You might have noticed that I used the word “soft.”  One thing I worried about with this flavor was that it would have hard chunks of cookies you could practically break your teeth on.  After all, they’re surrounded by freezing cold dairy dessert, not exactly conducive to softness.  But somehow, those sonsabitches down at the Breyers factory made the cookie chunks stay remarkably soft, possibly through the use of chemicals or dark sorcery.  It’s crazy how soft they are, and I’ve read comics where a 5th dimensional imp rides a dog with a mask on its face accompanied by a teenage girl in a red and green dress whose sole function is to prove that Robin isn’t gay.  So I know from crazy.
 
But in the end I don’t particularly care how they do it, just that the cookie veins are both rich and tender.  Like Elvis.  That’s very much the case, and it comes in conjunction with smooth, tasty frozen dairy dessert and fudge that distinguishes itself instead of fading into the background like that kid from Family Matters who vanished between seasons and was never heard from again, unless you watch porn.  (Which I don’t, Mom.)  Man, I need to stop watching so much TV.  My foibles aside, this is some mighty delicious frozen dairy dessert whose sole negative is that it’s, uh, not especially good for you.  Portion control is strongly recommended, but if you’ve got the calories to spare, give this flavor a try.
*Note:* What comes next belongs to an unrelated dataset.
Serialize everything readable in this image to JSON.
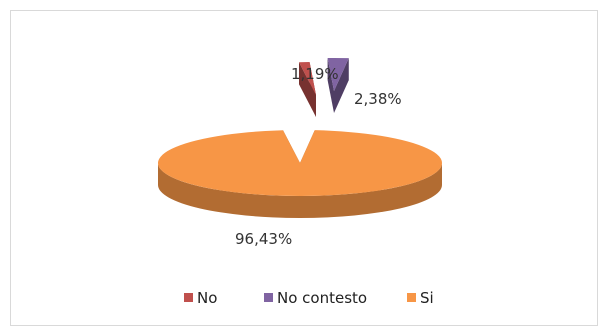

(Nutrition Facts — 1/2 cup — 140 calories, 45 calories from fat, 5 grams of total fat, 3 grams of saturated fat, 0 grams of trans fat, 5 milligrams of cholesterol, 70 milligrams of sodium, 22 grams of total carbohydrates, less than 1 gram of dietary fiber, 15 grams of sugar, 2 grams of protein.)

Other Breyers Blasts! Chips Ahoy! reviews:
On Second Scoop

Item: Breyers Blasts! Chips Ahoy! Chocolate Chip Cookies
Price: $4.59
Size: 1.5 quart
Purchased at: Giant
Rating: 8 out of 10
Pros: Surviving the common cold.  Multiple exclamation points.  If you don’t step on the scale, you haven’t gained any weight.  Discernible but not overwhelming fudge.  Surprisingly soft cookies.  Rich frozen dairy dessert.  Most bites have at least some cookie in them.
Cons: Not finding the flavor you need.  Gaining weight if you eventually do step on the scale.  Not exactly a “light” dessert.  A little expensive.  Forgotten child stars.  Bat-Mite, Ace the Bat-Hound, and Bat-Girl.